The cost for Stamkos, be it in Tampa Bay or somewhere else next season, is going to be immense. The raw counting numbers that historically drive contracts for forwards explode off of Stamkos’ stat page like a shot from the blade of his stick. Just look at where he sits by the most basic of statistical measurements:
Top 10 in goals, points, and average ice time is extremely impressive. You might be curious which other players sit in that top 10 over the same timeframe. The list includes Alexander Ovechkin and John Tavares. That’s it.
One of the things I find interesting about Stamkos is his “super sniper” reputation. In part, it’s understandable. The goal-scoring, year after year, is Rocket Richard calibre. His individual shooting talent (just about 18 per cent over the last four years) is preposterous. This combination alone makes him a nightmare matchup for opposing coaches, because any time he’s on the ice, he’s a threat to score.
However, I think this reputation undersells his true value. Sure, Stamkos has an electric shot and a nearly unparalleled ability to generate chances from the prime scoring areas. But the impact he has on his teammates is just as crucial – and, if you’re preparing a contract offer in excess of $80-million, it’s probably something you’d like to see.
Fun fact about Stamkos’ teammates: they instantly become better shooters the moment they take a shift with number 91. When they are separated, their conversion rates reverse heavily towards their historical averages.

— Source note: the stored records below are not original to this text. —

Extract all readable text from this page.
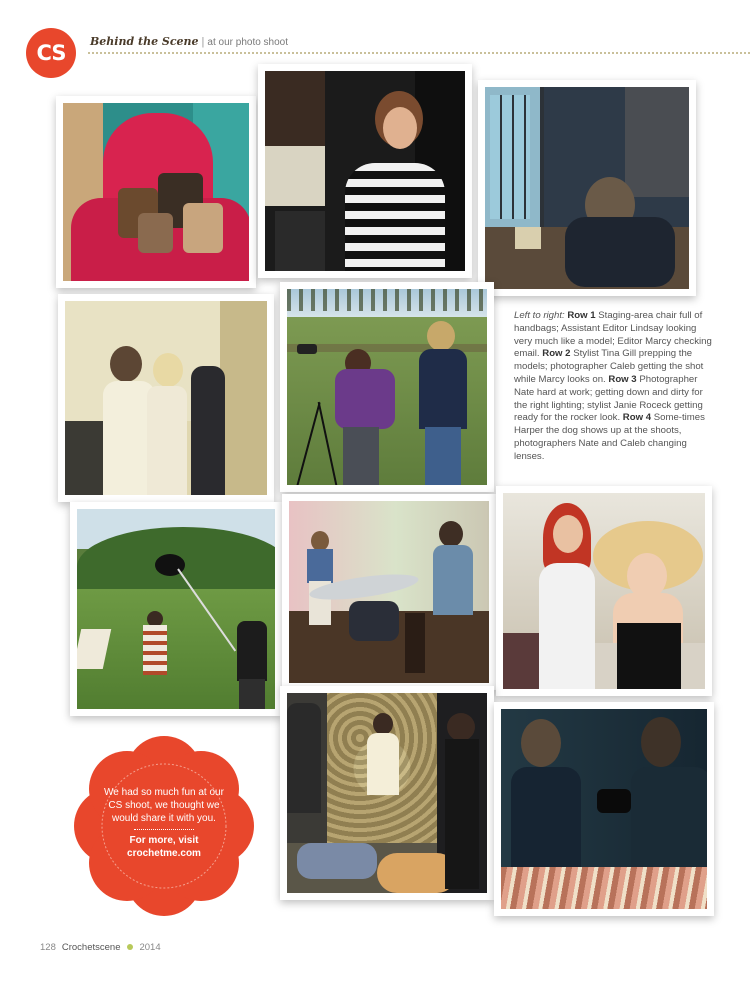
CS	Behind the Scene | at our photo shoot
Left to right: Row 1 Staging-area chair full of handbags; Assistant Editor Lindsay looking very much like a model; Editor Marcy checking email. Row 2 Stylist Tina Gill prepping the models; photographer Caleb getting the shot while Marcy looks on. Row 3 Photographer Nate hard at work; getting down and dirty for the right lighting; stylist Janie Roceck getting ready for the rocker look. Row 4 Some-times Harper the dog shows up at the shoots, photographers Nate and Caleb changing lenses.
We had so much fun at our CS shoot, we thought we would share it with you.
For more, visit crochetme.com
128 Crochetscene 2014
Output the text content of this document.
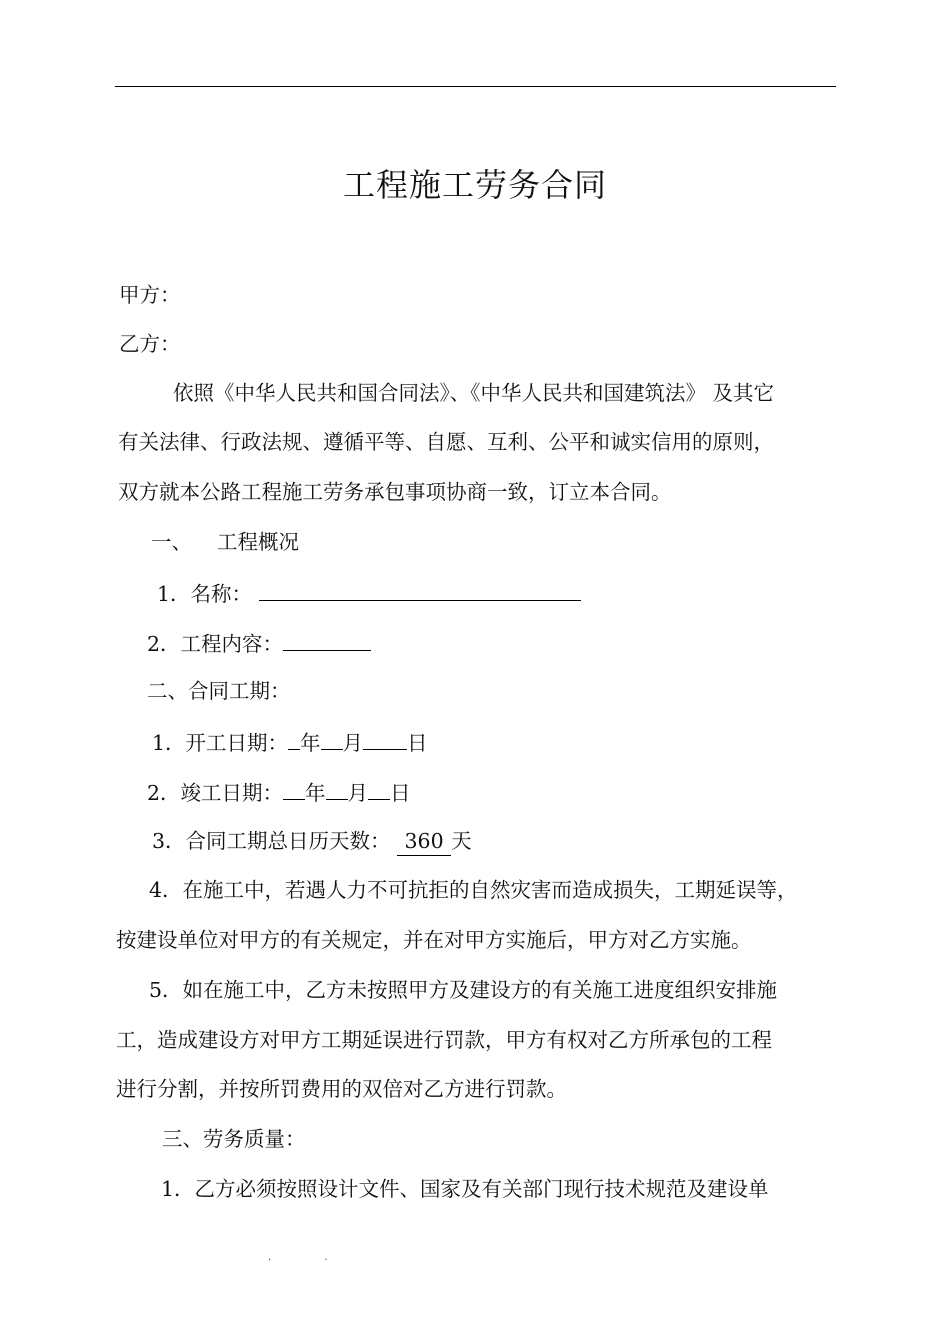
工程施工劳务合同
甲方：
乙方：
依照《中华人民共和国合同法》、《中华人民共和国建筑法》 及其它
有关法律、行政法规、遵循平等、自愿、互利、公平和诚实信用的原则，
双方就本公路工程施工劳务承包事项协商一致，订立本合同。
一、 工程概况
1．名称：
2．工程内容：
二、合同工期：
1．开工日期： 年 月 日
2．竣工日期： 年 月 日
3．合同工期总日历天数： 360 天
4．在施工中，若遇人力不可抗拒的自然灾害而造成损失，工期延误等，
按建设单位对甲方的有关规定，并在对甲方实施后，甲方对乙方实施。
5．如在施工中，乙方未按照甲方及建设方的有关施工进度组织安排施
工，造成建设方对甲方工期延误进行罚款，甲方有权对乙方所承包的工程
进行分割，并按所罚费用的双倍对乙方进行罚款。
三、劳务质量：
1．乙方必须按照设计文件、国家及有关部门现行技术规范及建设单
. .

Why is that? I think there are a number of contributing factors. Stamkos is such a diverse and gifted talent that he’s capable of putting teammates into the most dangerous of scoring areas with regularity. But his general goal-scoring capabilities also act as a magnet for opposing defences who are trying to slow him down at all costs. What it does, at the very least, is open up the ice for many of his teammates.
The shooting percentage change is very real, though. I compiled shooting percentages with/without Stamkos for 10 regular teammates over the last four years. Just about every player sees a big spike in their conversion rate:
Stamkos’ seven regular forwards shot around 9 per cent without him on the ice. But when playing together, those same seven forwards shot about 12 per cent. Further, the only forward who doesn’t seem affected by Stamkos’ unique talent here – Martin St. Louis – is very possibly headed to the Hall of Fame.
You’d anticipate that there would be less of an effect on his defensive teammates, since defencemen don’t contribute as much on the pure goal-scoring front. But, all three defencemen see a bump to some degree here, with Brewer (from 3 per cent to 7.3 per cent) and Carle (from 1.5 per cent to 6.5 per cent) seeing the biggest bumps.
Collectively, it’s hard not to be impressed with the impact Stamkos is having here. Whether it’s extra attention to Stamkos when he’s on the ice, the Kobe Assist or his underrated 200-foot game and general passing ability, it’s clear that players get a goal-scoring boost when skating with the captain.
There are a thousand reasons why Stamkos is about to get the payday of a lifetime in the coming months. His ability to improve the shooting percentage of his teammates is just one of those. But, this is a great example of how elite players have extra subtleties in their game that can be caught by new-age hockey data. You just have to know where to look!